Aus der Kompaktklasse ist der fast 4,70 Meter lange Skoda Octavia trotz Golf-Basis eigentlich längst entwachsen, besonders der erfolgreiche Combi rangiert nach Platzangebot und Preis eher in der Mittelklasse. Darunter rangierte bislang der 4,30 Meter lange Skoda Rapid Spaceback mit Steilheck, der kürzlich vom Skoda Scala ersetzt wurde. In einem ersten Vergleichstest vereitelte letztlich nur sein höherer Preis, dass er sich vor Kia Ceed und Renault Mégane an die Spitze setzte.

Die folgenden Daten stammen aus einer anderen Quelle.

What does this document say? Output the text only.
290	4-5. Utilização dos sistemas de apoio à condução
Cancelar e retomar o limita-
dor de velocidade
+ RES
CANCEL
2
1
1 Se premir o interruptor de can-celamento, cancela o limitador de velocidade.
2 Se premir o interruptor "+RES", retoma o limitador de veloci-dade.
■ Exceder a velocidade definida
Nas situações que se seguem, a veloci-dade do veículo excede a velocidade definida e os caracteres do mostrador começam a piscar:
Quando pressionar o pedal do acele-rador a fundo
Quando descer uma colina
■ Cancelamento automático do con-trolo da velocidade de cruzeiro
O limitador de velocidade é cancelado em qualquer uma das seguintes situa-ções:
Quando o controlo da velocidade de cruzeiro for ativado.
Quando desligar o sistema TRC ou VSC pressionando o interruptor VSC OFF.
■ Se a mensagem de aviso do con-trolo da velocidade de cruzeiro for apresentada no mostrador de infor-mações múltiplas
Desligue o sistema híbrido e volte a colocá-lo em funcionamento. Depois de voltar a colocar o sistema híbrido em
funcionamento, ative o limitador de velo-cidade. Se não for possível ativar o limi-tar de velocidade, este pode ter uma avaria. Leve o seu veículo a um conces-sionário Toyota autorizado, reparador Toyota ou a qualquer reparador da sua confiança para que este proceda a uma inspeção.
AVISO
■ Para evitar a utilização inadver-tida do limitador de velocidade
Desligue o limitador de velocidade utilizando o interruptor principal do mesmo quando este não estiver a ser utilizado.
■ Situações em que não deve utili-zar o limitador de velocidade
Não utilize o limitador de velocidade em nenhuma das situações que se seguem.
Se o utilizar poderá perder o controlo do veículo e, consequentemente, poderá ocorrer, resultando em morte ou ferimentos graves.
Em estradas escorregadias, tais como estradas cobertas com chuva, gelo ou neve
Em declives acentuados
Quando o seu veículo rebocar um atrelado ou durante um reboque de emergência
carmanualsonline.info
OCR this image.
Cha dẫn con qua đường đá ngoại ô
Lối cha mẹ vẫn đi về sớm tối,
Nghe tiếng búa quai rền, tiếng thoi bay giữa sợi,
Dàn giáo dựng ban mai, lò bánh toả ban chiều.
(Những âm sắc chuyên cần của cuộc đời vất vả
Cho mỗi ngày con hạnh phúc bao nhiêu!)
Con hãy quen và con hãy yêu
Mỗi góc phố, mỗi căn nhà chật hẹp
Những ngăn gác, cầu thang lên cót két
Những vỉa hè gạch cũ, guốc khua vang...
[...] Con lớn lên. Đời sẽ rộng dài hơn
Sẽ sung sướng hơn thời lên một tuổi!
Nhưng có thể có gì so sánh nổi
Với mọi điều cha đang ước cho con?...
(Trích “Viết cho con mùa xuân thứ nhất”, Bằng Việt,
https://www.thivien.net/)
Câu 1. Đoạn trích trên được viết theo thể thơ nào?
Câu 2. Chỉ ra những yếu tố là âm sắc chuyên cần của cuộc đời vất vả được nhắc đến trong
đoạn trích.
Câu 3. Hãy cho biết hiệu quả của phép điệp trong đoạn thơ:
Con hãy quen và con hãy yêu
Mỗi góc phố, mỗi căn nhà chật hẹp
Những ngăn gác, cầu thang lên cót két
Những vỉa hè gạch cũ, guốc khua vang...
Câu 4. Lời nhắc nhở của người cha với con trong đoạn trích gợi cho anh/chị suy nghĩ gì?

Warum nun ein Kräftemessen mit dem VW Golf, dessen Nachfolger sich schon warm läuft? Weil für die Standortbestimmung in der Kompaktklasse gilt, was auch für jede Oper gilt: Es ist erst vorbei, wenn die dicke Frau gesungen hat. Will heißen: Was ein neuer Kompakter wirklich kann, zeigt sich erst im Vergleich mit dem Alltzeitmaßstab Golf. Der ist natürlich keine dicke Frau, aber natürlich – Stichwort Premium-Selbstverständnis – teurer als der Scala. Es könnte also spannend werden, wobei eines schon hier verraten sei: Applaus gibt es für beide.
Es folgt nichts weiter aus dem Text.